Il Papa scriveva: “Saranno un rinnovamento e una riconciliazione interiori, anzitutto, perché è nel profondo del cuore la radice di ogni bene e, purtroppo, di ogni male; è là, dunque, che deve avvenire la conversione, o metanoia, cioè il cambiamento di orientamento, di mentalità, di scelta, di vita. Ma anche per la chiesa nel suo insieme, ci sembra che, a dieci anni dalla fine del concilio Vaticano II, l’anno santo possa essere la conclusione di un tempo di riflessione e di riforma e l’apertura di una nuova fase di costruzione teologica, spirituale e pastorale che si sviluppi sulle basi faticosamente gettate e consolidate negli scorsi anni, sempre secondo i principi della vita nuova in Cristo e della comunione di tutti in lui, che ci ha riconciliato al Padre con il suo sangue” (Apostolorum Limina, 1). Mi sembrano proprio parole straordinarie che denotano la dignità, la forza e la lungimiranza di questo grande Papa, e l’amore sconfinato che egli ha avuto per la Chiesa (come non ricordare le parole ultime del suo testamento: ”E sento che la Chiesa mi circonda: o santa Chiesa, una e cattolica ed apostolica, ricevi col mio benedicente saluto il mio supremo atto d’amore”)».

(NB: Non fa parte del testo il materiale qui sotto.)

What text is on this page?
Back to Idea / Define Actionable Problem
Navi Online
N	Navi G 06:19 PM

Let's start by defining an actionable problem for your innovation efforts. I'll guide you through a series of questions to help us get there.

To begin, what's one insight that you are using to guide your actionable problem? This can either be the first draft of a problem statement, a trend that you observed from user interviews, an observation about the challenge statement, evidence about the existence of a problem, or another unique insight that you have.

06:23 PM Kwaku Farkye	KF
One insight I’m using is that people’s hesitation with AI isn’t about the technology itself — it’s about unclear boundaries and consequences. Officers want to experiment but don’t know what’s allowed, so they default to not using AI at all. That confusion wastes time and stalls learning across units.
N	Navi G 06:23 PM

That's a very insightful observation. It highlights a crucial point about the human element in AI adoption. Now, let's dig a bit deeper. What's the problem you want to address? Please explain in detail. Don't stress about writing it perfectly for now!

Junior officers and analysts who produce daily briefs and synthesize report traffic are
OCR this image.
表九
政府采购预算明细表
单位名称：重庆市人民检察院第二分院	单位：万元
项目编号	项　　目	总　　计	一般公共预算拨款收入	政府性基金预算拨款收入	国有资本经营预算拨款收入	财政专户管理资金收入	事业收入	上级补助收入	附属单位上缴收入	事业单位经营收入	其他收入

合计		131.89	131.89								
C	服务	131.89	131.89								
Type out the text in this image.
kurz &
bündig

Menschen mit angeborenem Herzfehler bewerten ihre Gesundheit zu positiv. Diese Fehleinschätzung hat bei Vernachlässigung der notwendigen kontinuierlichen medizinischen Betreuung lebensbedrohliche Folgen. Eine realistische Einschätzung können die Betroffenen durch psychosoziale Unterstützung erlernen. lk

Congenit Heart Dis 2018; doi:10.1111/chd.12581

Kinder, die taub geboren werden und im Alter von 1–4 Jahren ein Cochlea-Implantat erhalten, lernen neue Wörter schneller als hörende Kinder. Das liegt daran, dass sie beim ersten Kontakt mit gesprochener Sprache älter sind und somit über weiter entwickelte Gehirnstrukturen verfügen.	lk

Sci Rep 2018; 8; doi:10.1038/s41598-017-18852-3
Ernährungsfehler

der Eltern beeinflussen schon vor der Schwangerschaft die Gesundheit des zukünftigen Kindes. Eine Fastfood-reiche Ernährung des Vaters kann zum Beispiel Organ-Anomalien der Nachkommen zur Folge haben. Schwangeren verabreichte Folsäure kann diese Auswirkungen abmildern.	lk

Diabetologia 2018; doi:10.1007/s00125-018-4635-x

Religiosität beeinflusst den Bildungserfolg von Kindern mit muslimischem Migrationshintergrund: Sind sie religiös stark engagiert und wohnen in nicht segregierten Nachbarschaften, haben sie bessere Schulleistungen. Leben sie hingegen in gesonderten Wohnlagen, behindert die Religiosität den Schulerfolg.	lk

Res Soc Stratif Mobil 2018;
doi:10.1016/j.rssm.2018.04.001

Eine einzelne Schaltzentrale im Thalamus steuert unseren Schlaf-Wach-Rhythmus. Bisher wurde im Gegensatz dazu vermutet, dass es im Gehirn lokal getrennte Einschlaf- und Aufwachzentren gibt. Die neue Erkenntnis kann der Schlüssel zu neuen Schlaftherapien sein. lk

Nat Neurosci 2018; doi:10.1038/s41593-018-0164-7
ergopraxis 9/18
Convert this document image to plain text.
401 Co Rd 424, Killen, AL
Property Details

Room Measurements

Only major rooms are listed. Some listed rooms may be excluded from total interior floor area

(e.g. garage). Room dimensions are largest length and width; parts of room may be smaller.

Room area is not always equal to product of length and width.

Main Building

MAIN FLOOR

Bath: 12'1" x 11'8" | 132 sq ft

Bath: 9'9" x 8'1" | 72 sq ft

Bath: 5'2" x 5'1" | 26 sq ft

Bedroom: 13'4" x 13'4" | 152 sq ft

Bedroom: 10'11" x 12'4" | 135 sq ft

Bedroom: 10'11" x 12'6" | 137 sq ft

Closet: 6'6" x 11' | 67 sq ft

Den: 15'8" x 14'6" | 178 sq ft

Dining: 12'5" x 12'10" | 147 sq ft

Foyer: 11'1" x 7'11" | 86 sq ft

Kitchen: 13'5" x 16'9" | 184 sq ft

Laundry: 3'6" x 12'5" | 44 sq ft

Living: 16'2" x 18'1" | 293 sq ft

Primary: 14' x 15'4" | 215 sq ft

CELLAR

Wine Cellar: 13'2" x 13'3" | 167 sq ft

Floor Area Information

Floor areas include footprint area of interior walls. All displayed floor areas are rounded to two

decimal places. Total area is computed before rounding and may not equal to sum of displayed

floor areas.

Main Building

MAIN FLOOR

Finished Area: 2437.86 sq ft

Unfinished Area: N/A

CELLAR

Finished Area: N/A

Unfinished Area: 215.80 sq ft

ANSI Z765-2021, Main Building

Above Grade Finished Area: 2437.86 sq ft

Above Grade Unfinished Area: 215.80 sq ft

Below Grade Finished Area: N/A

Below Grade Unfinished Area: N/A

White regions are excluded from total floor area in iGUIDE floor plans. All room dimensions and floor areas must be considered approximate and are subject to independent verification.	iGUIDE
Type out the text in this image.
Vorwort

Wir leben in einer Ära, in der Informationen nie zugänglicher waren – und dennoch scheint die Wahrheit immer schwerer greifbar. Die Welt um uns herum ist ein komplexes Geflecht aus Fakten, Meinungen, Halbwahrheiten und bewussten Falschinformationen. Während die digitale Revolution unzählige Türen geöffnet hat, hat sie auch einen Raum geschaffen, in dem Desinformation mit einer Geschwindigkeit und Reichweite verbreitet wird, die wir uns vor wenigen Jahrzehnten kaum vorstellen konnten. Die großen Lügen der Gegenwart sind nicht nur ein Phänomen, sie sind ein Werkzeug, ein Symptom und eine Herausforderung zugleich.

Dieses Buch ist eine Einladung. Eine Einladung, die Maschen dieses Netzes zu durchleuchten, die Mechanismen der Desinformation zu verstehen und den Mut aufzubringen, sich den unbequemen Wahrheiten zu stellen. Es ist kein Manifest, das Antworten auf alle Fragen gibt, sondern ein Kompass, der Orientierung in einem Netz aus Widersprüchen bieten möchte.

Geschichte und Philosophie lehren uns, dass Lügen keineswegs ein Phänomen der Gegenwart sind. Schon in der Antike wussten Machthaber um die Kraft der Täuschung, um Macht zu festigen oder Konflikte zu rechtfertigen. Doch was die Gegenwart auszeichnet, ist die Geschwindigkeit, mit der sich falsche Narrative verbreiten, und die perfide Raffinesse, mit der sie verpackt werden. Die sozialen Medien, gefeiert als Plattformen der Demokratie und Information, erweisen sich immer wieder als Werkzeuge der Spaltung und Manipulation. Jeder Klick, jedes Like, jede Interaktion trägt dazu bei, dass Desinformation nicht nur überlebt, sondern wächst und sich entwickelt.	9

Ci fu, quindi, anche una preparazione adeguata a questa apertura della porta santa?
«Certamente! Ci si preparò molto e con intensità di impegno, di entusiasmo e direi di passione. Il Papa dall’annuncio dell’Anno santo parlò spesso di come prepararsi a questo grande evento: e la risposta fu proprio una corale partecipazione da parte di tutti secondo le proprie competenze e le proprie capacità. Per quanto riguarda l’apertura della Porta santa ci furono anche alcuni cambiamenti del rito, con nuovi testi preparati dall’Ufficio delle Cerimonie pontificie e approvati dal Santo Padre. In verità c’era già stato un profondo rinnovamento e un radicale cambiamento delle celebrazioni papali – fortemente desiderato dal Papa stesso – con l’abolizione di quell’apparato di corte che ruotava intorno al pontefice celebrante e che certamente non era più consono ai tempi».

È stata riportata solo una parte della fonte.